This is the time of year when many people think of charities and are most likely to give of their time, money or talent to a charitable organization. But for those who run charities, the challenges facing them last throughout the year. The good news during this, the season of giving, is that more Pennsylvania charities feel they have a greater ability to fulfill their organization's core mission than they have in recent years.
Results of the Lincoln Institute's 2006 Pennsylvania Charitable Organizations Survey conducted in conjunction with the Pennsylvania Association of Nonprofit Organizations (PANO) found 33% of the non-profits surveyed feel they are better able to fulfill their mission than in past years, while 15% voiced concern that they are less able to do so. A plurality of organizations, 49% said they have about the same ability to successfully do their job as they have had in past years.
Funding, of course, is a critical issue for charitable organizations. Among those responding to the survey, 37% said their funding for 2006 was about the same as that for 2005. Thirty-two percent of the non-profits said they raised more money this year than they did in 2005, while 27% reporting having secured less funding. Looking ahead to 2007, 45% expect funding levels to remain constant while 28% are projecting revenue increases, and 20% expect to see their income decline.
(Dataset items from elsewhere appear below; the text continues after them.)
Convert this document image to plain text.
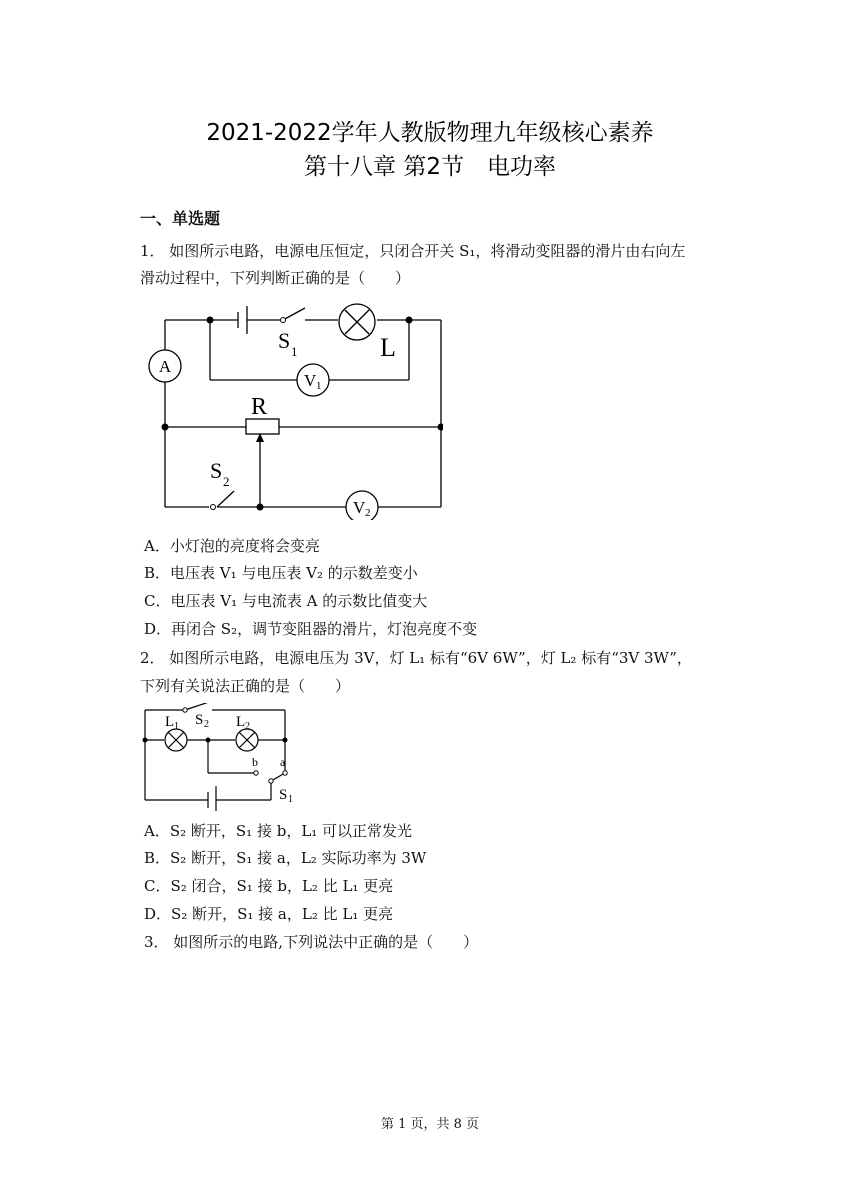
2021-2022学年人教版物理九年级核心素养
第十八章 第2节　电功率
一、单选题
1． 如图所示电路，电源电压恒定，只闭合开关 S₁，将滑动变阻器的滑片由右向左
滑动过程中，下列判断正确的是（　　）
A
S 1	L
V 1
R
S 2
V 2
A．小灯泡的亮度将会变亮
B．电压表 V₁ 与电压表 V₂ 的示数差变小
C．电压表 V₁ 与电流表 A 的示数比值变大
D．再闭合 S₂，调节变阻器的滑片，灯泡亮度不变
2． 如图所示电路，电源电压为 3V，灯 L₁ 标有“6V 6W”，灯 L₂ 标有“3V 3W”，
下列有关说法正确的是（　　）
L 1 S 2 L 2
b a
S 1
A．S₂ 断开，S₁ 接 b，L₁ 可以正常发光
B．S₂ 断开，S₁ 接 a，L₂ 实际功率为 3W
C．S₂ 闭合，S₁ 接 b，L₂ 比 L₁ 更亮
D．S₂ 断开，S₁ 接 a，L₂ 比 L₁ 更亮
3． 如图所示的电路,下列说法中正确的是（　　）
第 1 页，共 8 页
Scandals involving a number of high profile charities have rocked the non-profit sector in recent years even while non-profits have responded in a major way to such disasters as the September 11, 2001 terrorist attacks and the gulf coast hurricanes of 2005. A majority of Pennsylvania charity executives say they believe public trust in the sector to be "medium," while 18% say public trust in charities is high, and only 6% rated trust levels as being low.
Joe Geiger, Executive Director for PANO found indications in the survey that charities tend to assume higher scores for effectiveness and accountability than those indicated by the general public. "Charities will be challenged in the upcoming year to do a better job of telling their stories to the general public as well as other audiences if necessary support is to be available," Geiger said. "Most charities are doing terrific work in raising the quality of life in communities. The survey indicates there is a lack of understanding of this issue."
A major new challenge facing the sector in 2007 will be dealing with Pennsylvania's new lobbyist registration act. Charities rarely come to mind when the word "lobbyist" is mentioned, but the fact is many charities receive at least a portion of their funding from government at some level. In order to secure that funding representatives of the charity must interact with government officials, in effect making them lobbyists.
The Lincoln Institute/PANO survey asked those working at Pennsylvania non-profits if they thought non-profit organizations should be required to register as a lobbyist if they interact with the federal, state, or local governments or if they should be exempt from such requirements. A majority, 52% said charities should be exempt from registration requirements, while 30% thought they should be required to register.
When asked if anyone from their organization has registered as a lobbyist under the Governor's Executive Order governing lobbying of the executive branch of state government, 87% said they are not registered, only 3% have done so. When it comes to registering under the current rules of the state Senate, again 87% said they are not registered, 2% have registered.
The new Pennsylvania lobbyist disclosure law is not well understood by the non-profit sector. Sixteen percent said they have reviewed the law and understand its provisions, 74% said they do not understand the law or have not yet investigated how it will affect their organization.
In terms of actual lobbying activity, 19% of the non-profits responding to the survey said they have lobbied the federal government on a public policy issue during the past year, 29% have lobbied state government and 21% have lobbied county or municipal government. Thirty percent said they plan to lobby government at some level in 2007.
Just like any other type of business, non-profits are struggling to provide quality health care coverage to their employees. Eighty-three percent of those responding to the Lincoln Institute/PANO poll said they provide health insurance coverage to their employees. At 39% of the organizations the employer reports paying the full premium for health insurance coverage, less than 1% requires the employee to pay the full premium. At 43% of the organizations premium payments are split between the organization and the employee.
Health insurance costs this year went up for a majority of the charities surveyed. Fifty-one percent of the charities surveyed said their health insurance premiums had increased up to 25%; 7% said health insurance premiums went up between 25 and 50%. In order to reduce costs, 18% of the non-profits organizations responded by changing insurance companies, another 10% began requiring employee contributions to the plan, 10% increased co-pays and 8% increased deductibles.
The high cost of medical malpractice insurance has caused a number of doctors and other health care professionals to either close their practices or to cease offering high risk care. Ten percent of the non-profit organizations participating in the 2006 Pennsylvania Charitable Organizations Survey said they had any employee complain about being unable to receive medical care due to such cutting back of service as a result of medical malpractice insurance costs.